Last week, Hickenlooper laughed off that charge.
In his letter to lawmakers at the outset of the special session, Hickenlooper criticized McNulty for running out the clock on civil unions legislation at the end of the session last week, allowing several other bills to die in order to avoid a vote by the full House on Senate Bill 2.
“Transparency, accountability and the virtues of good government are compromised when the legislative clock is used to avoid consideration of important legislation,” Hickenlooper wrote in the letter. “We owe it to the people we serve to do better.”
McNulty’s decision to send the new civil unions bill straight to his “kill committee” surprised no one at the Capitol, given the lengths he went to kill it last week; however, his handling on the issue is causing fissures in the House GOP caucus, not to mention among Republicans outside the Capitol.
At least six Republican lawmakers have signaled they would vote yes on civil unions if given a chance, and another, Rep. David Balmer, who opposes the bill, is still taking issue with McNulty’s handling of the legislation.
“I will be representing my district by voting ‘no’ on this bill,” Balmer, R-Centennial, wrote Monday in an email to constituents.
“Nevertheless, I do not support abrogating the House Rules to pass or defeat any bill. The House Rules have their underpinnings in our state Constitution. I have served under three Speakers, and I’ve never seen the rules changed to advantage or disadvantage any specific bill.
“I never saw Speaker Romanoff bend the rules, so we much follow the rules now. Bills should proceed to their normal committees of reference.”

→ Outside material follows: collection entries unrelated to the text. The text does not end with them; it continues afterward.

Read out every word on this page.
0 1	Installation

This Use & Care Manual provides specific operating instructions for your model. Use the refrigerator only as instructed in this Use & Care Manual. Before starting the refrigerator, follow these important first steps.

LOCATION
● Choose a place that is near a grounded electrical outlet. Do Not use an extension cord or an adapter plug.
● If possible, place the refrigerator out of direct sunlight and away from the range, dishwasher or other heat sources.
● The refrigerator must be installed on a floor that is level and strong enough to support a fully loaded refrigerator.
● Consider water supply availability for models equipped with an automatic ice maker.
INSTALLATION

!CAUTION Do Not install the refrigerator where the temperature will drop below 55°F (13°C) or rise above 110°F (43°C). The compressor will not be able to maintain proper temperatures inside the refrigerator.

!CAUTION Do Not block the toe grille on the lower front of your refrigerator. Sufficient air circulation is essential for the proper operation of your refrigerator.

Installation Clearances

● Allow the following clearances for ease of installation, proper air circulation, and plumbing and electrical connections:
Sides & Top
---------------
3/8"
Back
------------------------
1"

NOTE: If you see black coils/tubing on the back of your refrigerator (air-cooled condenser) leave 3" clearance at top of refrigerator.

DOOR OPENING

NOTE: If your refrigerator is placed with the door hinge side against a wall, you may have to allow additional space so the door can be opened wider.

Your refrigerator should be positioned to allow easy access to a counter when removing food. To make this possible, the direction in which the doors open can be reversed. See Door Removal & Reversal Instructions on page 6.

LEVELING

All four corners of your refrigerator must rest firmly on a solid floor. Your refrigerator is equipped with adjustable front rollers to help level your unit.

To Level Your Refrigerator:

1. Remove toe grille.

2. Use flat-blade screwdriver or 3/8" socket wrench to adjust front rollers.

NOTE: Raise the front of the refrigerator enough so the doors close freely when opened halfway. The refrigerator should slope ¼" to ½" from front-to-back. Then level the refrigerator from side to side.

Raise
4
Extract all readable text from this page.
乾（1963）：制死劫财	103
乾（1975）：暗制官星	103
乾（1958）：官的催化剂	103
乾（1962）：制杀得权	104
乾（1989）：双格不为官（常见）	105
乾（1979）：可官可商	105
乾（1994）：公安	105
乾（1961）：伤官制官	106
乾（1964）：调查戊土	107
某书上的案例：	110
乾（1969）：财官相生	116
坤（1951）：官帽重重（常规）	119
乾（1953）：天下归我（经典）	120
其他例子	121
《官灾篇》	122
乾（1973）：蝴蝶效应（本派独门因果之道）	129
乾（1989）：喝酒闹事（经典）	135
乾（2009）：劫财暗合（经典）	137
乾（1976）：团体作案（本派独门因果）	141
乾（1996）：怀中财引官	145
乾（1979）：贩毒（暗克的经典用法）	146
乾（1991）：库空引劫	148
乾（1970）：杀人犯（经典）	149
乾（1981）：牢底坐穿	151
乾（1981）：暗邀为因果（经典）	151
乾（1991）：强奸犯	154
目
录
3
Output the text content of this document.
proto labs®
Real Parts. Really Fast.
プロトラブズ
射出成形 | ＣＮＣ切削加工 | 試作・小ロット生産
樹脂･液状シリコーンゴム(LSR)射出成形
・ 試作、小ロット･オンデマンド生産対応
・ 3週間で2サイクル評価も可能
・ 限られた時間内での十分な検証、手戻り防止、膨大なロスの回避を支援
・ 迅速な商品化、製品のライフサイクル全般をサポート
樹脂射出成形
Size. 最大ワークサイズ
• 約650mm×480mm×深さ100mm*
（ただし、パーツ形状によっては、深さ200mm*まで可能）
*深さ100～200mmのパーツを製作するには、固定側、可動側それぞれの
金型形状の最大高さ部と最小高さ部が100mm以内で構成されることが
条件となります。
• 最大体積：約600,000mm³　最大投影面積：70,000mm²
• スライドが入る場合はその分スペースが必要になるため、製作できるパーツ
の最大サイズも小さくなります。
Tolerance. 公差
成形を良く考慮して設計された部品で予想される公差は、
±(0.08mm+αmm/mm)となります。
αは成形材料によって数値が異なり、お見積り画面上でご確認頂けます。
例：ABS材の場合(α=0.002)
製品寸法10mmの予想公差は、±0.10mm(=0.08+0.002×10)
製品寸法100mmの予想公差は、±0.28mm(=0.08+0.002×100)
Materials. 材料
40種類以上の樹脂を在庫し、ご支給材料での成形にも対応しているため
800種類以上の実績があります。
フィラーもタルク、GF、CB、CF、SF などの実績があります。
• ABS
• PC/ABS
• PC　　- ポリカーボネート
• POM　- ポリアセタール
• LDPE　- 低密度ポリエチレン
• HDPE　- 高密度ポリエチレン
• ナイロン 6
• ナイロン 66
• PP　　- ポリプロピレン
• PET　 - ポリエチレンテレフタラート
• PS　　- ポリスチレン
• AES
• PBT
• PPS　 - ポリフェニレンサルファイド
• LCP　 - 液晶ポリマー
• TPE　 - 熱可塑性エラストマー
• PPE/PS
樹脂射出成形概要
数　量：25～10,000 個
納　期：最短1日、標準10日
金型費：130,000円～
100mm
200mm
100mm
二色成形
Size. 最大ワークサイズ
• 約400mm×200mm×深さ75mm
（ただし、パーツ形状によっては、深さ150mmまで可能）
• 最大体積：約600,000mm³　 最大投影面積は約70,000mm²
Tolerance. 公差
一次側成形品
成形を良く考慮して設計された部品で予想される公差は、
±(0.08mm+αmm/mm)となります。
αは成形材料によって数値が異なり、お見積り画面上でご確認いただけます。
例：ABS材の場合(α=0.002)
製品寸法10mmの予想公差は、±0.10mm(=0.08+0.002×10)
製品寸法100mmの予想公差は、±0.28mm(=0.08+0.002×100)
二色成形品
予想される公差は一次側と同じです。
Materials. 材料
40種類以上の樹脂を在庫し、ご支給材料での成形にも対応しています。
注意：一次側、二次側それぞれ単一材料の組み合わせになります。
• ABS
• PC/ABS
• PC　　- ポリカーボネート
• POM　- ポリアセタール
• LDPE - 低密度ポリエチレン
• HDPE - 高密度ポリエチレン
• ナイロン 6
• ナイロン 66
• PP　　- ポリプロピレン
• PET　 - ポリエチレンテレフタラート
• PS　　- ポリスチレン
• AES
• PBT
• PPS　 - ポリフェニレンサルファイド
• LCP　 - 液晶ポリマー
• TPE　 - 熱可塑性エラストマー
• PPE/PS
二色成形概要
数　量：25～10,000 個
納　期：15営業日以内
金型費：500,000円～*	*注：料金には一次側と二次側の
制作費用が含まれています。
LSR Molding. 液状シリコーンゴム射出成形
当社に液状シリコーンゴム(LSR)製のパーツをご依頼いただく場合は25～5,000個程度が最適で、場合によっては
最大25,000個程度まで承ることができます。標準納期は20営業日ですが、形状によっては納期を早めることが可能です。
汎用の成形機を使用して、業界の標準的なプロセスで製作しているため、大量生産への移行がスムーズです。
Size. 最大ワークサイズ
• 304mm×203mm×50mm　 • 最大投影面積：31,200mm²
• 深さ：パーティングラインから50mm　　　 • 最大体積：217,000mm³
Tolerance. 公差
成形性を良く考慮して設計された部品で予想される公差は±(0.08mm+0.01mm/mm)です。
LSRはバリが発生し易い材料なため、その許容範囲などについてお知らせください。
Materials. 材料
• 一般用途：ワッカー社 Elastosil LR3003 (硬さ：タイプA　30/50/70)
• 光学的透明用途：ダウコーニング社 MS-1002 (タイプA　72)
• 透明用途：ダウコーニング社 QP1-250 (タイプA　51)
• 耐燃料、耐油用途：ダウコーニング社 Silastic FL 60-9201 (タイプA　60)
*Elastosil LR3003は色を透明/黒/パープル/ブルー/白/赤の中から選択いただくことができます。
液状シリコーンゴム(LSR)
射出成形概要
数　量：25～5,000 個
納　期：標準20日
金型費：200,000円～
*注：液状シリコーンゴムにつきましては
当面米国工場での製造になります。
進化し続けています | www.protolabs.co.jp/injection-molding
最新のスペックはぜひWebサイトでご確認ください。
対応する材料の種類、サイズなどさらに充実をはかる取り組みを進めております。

Beyond the Capitol, more prominent Republicans — and major GOP donors — are showing their own dissatisfaction with how McNulty is handling the civil unions measure.
Greg Stevinson and Dan Ritchie made a point of attending Monday morning’s rally at the Capitol and standing with supporters of civil unions on the west steps.
“I just want the process to be able to play out,” Stevinson told FOX 31 Denver.